Assassination Nation

Assassination Nation

On the 50th anniversary of the death of Dr. Martin Luther King, Jr., April 4, 1968

Whoever we might have been,

whatever anger we might have shared

were lost when the mighty arm

that God and the weight room gave him

brought down, could have been,

a set of knuckles to open my skull

to the complicity of my complexion.

A half-hour later: dizziness, nausea,

a swarm of psychedelic lights.

The brain trauma specialist

asked if I always sweat like this.

Yes, I said, yes, yes,

I always sweat like this.

Police stacked the table with album after album of mug shots,

thumbnails of beautiful black males, growing older, somewhere, maybe.

Maybe my main mugger-man in there, or the brothers who shot up the neighborhood

night after night I lay sweating bullets on the floor, that summer the night

one of their grandmothers took a slug through her picture window into her heart.

None of those faces belonged above the arm

I can still see silhouetted against the cool dusk of April 4, 1968,

before it descended like the wrath of Jehovah

who smote the hard, hard hearts of His children

because they were His children.

Officer, I said, I never saw the man’s face.

Cop thinks  —This guy’s a waste.

But I had seen the heraldry of race, an arm raised,

and locked in the fist, a club, a mace—

trapped in this row after row, page after page

of sullen faces.

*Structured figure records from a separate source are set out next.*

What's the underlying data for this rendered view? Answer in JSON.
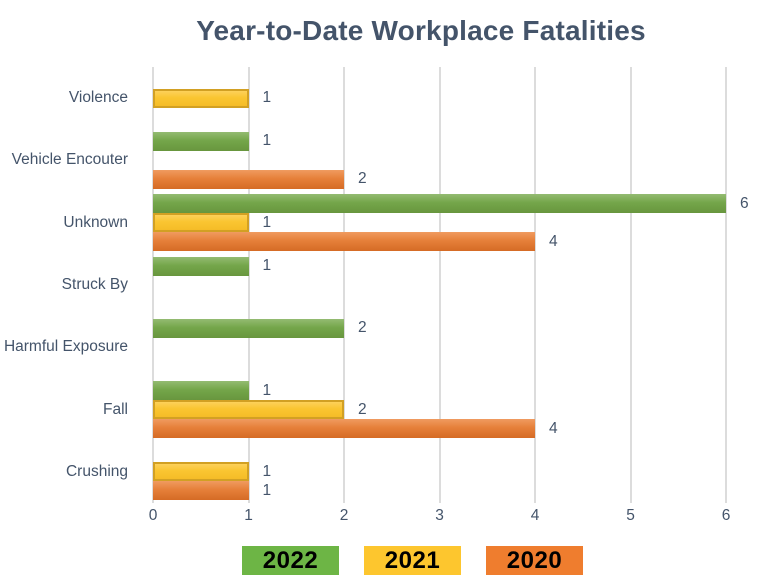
{
  "chart_data": {
    "type": "bar",
    "orientation": "horizontal",
    "title": "Year-to-Date Workplace Fatalities",
    "categories": [
      "Violence",
      "Vehicle Encouter",
      "Unknown",
      "Struck By",
      "Harmful Exposure",
      "Fall",
      "Crushing"
    ],
    "series": [
      {
        "name": "2022",
        "fill": "#74A64A",
        "fill_light": "#94BB72",
        "fill_dark": "#68963E",
        "border": null,
        "legend_fill": "#6DB545",
        "values": [
          0,
          1,
          6,
          1,
          2,
          1,
          0
        ]
      },
      {
        "name": "2021",
        "fill": "#FAC531",
        "fill_light": "#FDD15A",
        "fill_dark": "#F5BC27",
        "border": "#D2A023",
        "legend_fill": "#FDC62E",
        "values": [
          1,
          0,
          1,
          0,
          0,
          2,
          1
        ]
      },
      {
        "name": "2020",
        "fill": "#E6803A",
        "fill_light": "#F09B60",
        "fill_dark": "#D56B25",
        "border": null,
        "legend_fill": "#EF7D2E",
        "values": [
          0,
          2,
          4,
          0,
          0,
          4,
          1
        ]
      }
    ],
    "xlim": [
      0,
      6
    ],
    "xticks": [
      0,
      1,
      2,
      3,
      4,
      5,
      6
    ],
    "grid": true,
    "value_labels": true,
    "legend_position": "bottom",
    "text_color": "#44546A",
    "gridline_color": "#DCDCDC"
  }
}
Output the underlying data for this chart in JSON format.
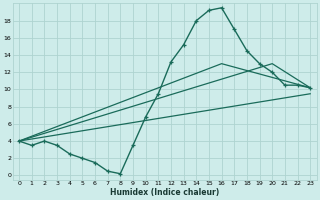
{
  "xlabel": "Humidex (Indice chaleur)",
  "bg_color": "#ceecea",
  "grid_color": "#aed4d0",
  "line_color": "#1a6b5a",
  "xlim": [
    -0.5,
    23.5
  ],
  "ylim": [
    -0.5,
    20.0
  ],
  "xticks": [
    0,
    1,
    2,
    3,
    4,
    5,
    6,
    7,
    8,
    9,
    10,
    11,
    12,
    13,
    14,
    15,
    16,
    17,
    18,
    19,
    20,
    21,
    22,
    23
  ],
  "yticks": [
    0,
    2,
    4,
    6,
    8,
    10,
    12,
    14,
    16,
    18
  ],
  "line1_x": [
    0,
    1,
    2,
    3,
    4,
    5,
    6,
    7,
    8,
    9,
    10,
    11,
    12,
    13,
    14,
    15,
    16,
    17,
    18,
    19,
    20,
    21,
    22,
    23
  ],
  "line1_y": [
    4.0,
    3.5,
    4.0,
    3.5,
    2.5,
    2.0,
    1.5,
    0.5,
    0.2,
    3.5,
    6.8,
    9.5,
    13.2,
    15.2,
    18.0,
    19.2,
    19.5,
    17.0,
    14.5,
    13.0,
    12.0,
    10.5,
    10.5,
    10.2
  ],
  "line2_x": [
    0,
    16,
    23
  ],
  "line2_y": [
    4.0,
    13.0,
    10.2
  ],
  "line3_x": [
    0,
    20,
    23
  ],
  "line3_y": [
    4.0,
    13.0,
    10.2
  ],
  "line4_x": [
    0,
    23
  ],
  "line4_y": [
    4.0,
    9.5
  ]
}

Many frames, one rage.

I wonder: could he pick out of a college yearbook,

or a line-up of my entire despisèd race,

me, whose head got in the way of his fist?

Did this startled face serve in place of him

who cocked the hammer and aimed the rifle

and pulled the trigger that fired the bullet

that flew through Memphis

that lovely April afternoon, the bullet

that has been flying for half a century,

bullet flying still—

would this one do, who did nothing to stop it,

nothing whatever to stop it,

this one who’ll never undo the nothing he did

with the nothing he wouldn’t do, if he could.